The time of looking back and looking forward has begun again. One starts looking back over the year and the developments. In the coming days I will revisit some of the events I have been in over the last year and reflect on it, but also look forward. The first reflection will be on conference on Crossmedia and Interaction Design (CMID07) in Hemavan (Sweden).

The conference was held in a winter sports village up north. And there was snow (which I hate), but it was not even freezing cold. The timing of the conference was interesting. I had been discussing crossmedia without giving it a name with amongst others Damien Marchi (who is in 2008 starting to work for FremantleMedia), when he presented the lessons from the French Big Brother/Loft Story crossmedia production. In the Spring of 2004 I was wrestling with the definition of crossmedia, which eventually resulted in an ACTeN e-content report. The report was later on one of the contributions to the reader on e-content published by Springer Verlag. So three years later I was up North to discuss crossmedia.

And the conference did deliver some primers, valuable contacts and new insights. First of all Hemavan was the closest I had come to the North Pole. It still was no reason for me to start skiing or snowboarding. I met a group of new people. The organisers from Hemavan and Umea and a group of Nordic delegates from other institutions than I am used to. Two people made a deep impression on me as persons and my thinking about crossmedia: Christy Dena and Monique de Haas.

Christy showed the depth of the ‘discipline’ crossmedia and I am glad to see that she has stopped her blog and devotes her time to finishing her thesis in 2008; for we need a standard work on this ‘discipline’ and not the superficial articles, workshops and MBA courses touting the term crossmedia. So in 2008 I will be following Christy closely.
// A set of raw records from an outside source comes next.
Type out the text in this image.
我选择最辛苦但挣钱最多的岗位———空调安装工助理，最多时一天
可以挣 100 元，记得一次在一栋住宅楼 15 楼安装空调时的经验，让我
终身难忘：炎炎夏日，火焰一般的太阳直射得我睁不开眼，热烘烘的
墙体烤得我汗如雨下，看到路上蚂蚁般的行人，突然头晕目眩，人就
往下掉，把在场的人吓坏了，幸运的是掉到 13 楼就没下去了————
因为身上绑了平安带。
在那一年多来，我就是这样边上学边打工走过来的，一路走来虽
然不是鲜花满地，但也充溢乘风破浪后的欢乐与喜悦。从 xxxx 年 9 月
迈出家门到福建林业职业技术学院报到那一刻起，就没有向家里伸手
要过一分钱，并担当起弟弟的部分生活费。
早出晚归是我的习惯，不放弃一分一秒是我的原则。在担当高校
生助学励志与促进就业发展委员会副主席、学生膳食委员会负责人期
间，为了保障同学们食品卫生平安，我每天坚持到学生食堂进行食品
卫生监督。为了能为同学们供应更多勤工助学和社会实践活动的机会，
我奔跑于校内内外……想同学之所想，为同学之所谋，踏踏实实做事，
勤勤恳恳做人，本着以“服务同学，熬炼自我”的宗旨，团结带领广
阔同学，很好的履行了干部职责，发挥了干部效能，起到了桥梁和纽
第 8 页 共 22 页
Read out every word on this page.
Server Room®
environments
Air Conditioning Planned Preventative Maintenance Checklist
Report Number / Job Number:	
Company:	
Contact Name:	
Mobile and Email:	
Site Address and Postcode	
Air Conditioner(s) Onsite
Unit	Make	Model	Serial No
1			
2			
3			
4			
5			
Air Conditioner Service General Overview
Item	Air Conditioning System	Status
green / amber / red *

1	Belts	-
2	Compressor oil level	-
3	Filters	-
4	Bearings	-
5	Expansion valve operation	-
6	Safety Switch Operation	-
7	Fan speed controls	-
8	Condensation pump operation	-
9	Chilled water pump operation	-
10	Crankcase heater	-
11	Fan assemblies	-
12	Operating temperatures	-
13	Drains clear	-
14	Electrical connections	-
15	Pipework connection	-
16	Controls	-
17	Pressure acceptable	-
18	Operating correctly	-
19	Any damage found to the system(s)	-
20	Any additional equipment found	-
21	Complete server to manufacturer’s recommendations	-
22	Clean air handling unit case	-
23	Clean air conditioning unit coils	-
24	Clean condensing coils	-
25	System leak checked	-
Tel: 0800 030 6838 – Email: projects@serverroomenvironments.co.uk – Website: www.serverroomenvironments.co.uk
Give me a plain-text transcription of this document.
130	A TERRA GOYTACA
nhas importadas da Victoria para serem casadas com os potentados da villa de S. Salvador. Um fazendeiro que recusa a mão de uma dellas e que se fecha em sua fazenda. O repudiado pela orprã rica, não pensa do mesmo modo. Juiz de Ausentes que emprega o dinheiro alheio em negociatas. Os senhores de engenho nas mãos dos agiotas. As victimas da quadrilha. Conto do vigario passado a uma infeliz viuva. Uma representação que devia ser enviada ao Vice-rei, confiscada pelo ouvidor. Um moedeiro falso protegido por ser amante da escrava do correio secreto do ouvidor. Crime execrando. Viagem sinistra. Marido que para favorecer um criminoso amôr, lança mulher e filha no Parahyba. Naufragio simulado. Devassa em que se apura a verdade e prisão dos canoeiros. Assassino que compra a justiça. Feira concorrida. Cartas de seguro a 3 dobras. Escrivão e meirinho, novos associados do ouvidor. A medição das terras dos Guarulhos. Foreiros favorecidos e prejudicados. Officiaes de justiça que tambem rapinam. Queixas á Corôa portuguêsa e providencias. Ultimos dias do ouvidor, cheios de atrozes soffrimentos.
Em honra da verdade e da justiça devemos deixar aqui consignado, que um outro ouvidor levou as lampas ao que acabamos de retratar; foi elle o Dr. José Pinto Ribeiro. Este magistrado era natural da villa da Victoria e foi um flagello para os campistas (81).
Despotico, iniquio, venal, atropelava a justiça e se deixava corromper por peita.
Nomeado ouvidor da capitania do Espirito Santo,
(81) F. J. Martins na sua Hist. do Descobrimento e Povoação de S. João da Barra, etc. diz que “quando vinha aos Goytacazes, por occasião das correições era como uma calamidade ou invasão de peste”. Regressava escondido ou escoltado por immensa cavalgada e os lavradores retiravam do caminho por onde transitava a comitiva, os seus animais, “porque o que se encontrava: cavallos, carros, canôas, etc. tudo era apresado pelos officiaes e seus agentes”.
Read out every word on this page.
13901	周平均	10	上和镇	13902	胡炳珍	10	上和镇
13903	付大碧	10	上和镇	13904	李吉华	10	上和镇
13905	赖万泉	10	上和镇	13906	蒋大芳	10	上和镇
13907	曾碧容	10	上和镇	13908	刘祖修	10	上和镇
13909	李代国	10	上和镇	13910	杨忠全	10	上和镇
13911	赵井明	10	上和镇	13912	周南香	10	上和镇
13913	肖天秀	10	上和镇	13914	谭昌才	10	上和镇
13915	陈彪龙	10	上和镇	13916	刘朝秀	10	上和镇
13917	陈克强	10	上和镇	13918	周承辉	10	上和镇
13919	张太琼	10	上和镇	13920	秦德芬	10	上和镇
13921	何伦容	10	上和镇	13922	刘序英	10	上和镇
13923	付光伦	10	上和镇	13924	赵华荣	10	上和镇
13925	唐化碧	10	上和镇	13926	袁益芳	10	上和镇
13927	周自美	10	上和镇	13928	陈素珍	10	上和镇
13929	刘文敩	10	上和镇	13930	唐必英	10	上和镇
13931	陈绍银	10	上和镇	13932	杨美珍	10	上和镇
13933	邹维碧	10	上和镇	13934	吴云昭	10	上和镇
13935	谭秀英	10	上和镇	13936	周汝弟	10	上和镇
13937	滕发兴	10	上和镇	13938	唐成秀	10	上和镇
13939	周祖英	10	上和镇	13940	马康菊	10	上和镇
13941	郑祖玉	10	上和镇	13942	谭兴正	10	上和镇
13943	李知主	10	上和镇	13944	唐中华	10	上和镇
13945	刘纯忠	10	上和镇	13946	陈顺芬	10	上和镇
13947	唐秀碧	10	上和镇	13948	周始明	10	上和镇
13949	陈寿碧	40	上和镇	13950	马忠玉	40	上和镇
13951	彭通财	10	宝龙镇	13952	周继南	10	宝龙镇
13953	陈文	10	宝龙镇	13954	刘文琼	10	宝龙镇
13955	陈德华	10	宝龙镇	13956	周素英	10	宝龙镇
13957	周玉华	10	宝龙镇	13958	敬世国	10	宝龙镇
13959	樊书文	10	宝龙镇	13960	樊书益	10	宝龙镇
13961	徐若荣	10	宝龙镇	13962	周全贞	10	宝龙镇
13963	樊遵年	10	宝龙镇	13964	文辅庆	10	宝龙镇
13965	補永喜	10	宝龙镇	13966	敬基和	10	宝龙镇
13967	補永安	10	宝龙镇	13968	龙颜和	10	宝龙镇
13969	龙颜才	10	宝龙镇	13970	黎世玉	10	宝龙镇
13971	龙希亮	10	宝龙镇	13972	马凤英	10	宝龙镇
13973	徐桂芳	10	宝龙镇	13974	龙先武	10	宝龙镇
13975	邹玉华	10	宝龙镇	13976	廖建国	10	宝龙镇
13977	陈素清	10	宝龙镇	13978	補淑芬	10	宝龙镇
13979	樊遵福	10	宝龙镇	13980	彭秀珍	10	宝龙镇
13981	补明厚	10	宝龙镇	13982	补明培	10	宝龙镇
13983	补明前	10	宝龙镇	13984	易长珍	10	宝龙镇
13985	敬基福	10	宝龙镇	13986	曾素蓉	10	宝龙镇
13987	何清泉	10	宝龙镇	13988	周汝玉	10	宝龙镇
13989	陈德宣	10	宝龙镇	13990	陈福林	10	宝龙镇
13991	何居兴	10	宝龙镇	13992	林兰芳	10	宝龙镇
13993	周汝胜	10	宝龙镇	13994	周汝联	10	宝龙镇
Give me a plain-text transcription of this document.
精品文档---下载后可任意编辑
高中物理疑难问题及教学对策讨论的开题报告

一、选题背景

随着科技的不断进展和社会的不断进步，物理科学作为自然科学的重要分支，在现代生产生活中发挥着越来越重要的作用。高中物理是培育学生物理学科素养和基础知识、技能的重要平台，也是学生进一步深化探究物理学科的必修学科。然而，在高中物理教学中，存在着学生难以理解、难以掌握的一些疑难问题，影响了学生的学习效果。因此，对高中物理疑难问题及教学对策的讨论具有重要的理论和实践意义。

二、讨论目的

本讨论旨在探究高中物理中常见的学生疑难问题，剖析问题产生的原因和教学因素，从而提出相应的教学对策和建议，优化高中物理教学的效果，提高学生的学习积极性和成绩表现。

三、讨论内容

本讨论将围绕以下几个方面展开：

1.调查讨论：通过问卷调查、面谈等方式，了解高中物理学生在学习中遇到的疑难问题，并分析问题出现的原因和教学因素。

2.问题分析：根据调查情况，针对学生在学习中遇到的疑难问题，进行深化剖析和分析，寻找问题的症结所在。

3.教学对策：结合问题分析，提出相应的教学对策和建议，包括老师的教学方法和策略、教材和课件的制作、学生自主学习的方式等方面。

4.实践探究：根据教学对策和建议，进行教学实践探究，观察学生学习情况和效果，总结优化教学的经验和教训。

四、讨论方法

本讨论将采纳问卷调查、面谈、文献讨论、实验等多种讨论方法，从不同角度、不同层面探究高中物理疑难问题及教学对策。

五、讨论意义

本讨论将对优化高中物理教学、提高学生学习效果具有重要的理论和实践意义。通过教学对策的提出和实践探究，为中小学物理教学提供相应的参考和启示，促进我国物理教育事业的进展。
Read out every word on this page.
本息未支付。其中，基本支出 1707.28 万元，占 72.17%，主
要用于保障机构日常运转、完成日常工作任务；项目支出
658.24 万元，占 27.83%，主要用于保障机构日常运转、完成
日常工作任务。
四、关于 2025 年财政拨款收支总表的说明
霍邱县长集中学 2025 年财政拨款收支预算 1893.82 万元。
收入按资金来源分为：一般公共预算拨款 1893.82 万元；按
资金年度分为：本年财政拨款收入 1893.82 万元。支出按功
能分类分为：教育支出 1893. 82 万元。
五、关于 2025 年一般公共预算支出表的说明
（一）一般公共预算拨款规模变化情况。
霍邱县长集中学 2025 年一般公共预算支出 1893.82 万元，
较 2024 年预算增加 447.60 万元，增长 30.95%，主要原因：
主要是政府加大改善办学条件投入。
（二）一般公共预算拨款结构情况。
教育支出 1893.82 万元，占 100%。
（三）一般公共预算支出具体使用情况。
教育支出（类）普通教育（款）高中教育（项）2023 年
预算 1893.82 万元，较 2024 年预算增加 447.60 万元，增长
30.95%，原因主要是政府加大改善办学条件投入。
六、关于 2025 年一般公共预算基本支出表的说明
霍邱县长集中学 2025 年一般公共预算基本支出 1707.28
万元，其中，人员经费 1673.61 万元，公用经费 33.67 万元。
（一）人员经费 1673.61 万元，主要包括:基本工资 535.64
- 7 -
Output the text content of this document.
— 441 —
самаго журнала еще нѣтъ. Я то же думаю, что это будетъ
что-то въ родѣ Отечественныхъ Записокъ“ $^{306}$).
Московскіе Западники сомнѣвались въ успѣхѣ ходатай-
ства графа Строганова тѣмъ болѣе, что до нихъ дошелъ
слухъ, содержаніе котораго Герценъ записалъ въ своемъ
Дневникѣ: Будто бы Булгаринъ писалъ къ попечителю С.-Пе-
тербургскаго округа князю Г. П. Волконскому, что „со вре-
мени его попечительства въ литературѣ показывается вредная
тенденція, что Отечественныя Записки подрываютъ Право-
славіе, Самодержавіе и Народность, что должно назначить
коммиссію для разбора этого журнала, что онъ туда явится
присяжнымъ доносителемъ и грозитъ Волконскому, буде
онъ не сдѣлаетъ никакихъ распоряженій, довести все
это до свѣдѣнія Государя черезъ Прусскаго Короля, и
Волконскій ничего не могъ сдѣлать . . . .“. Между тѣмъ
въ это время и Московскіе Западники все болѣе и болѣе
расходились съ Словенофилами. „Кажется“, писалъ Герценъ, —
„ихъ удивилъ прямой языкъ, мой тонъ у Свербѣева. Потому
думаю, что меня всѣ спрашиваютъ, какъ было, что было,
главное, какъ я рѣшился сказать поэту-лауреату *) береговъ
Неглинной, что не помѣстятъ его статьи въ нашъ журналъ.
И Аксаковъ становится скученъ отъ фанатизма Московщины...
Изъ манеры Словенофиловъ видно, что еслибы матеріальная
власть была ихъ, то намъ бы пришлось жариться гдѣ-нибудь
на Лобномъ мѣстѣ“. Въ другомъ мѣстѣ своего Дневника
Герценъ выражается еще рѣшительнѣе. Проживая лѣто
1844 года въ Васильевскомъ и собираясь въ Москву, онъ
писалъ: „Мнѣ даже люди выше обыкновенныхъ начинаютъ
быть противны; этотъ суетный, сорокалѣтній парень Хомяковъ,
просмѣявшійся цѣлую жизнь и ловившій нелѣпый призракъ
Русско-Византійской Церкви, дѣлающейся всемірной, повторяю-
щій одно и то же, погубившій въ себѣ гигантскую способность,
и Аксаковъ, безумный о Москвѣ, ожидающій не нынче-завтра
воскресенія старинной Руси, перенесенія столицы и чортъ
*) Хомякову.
Monique de Haas, a compatriot, I knew only by name, as I had never met her in The Netherlands or abroad. These days she has a captive motto: Crossmedia is one big flirt. But besides using catchy phrases, she made me think about crossmedia from the user perspective. In the e-content report, I approached crossmedia from the forward production chain, not taking in consideration that in the online age interactivity had become the leading principle. So the theoretical part of sending a message to the user through various media is an element in crossmedia, but not the only one. The user is also challenged to respond through various media, using the various opportunities of the media such as a max. 196 character SMS message or a more elaborate reaction in text or by image to a blog posting.

In January 2008 I have been asked to write a new article on crossmedia for a book, which will be published by mid-2008. I have been asked to take the e-content report for departure and to integrate this with the Hemavan lecture and the conference results. This will be a nice challenge to bring three themes together: crossmedia, production chain, various media response from users and crossmedia as an instrument for regional planning.

Yet I am still convinced that crossmedia is a multi-functional, fashionable term to replace the misconceived term of multimedia, which never got any depth. I also believe that it will disappear as it is now only used for a lack of a better term. And I keep wondering why it is that the term is in use mainly in Europe (and only in some countries such as Sweden, Norway, Denmark, Finland, The Netherlands and Belgium and Italy. There is enough material to think about in the first month of 2008, besides other assignments.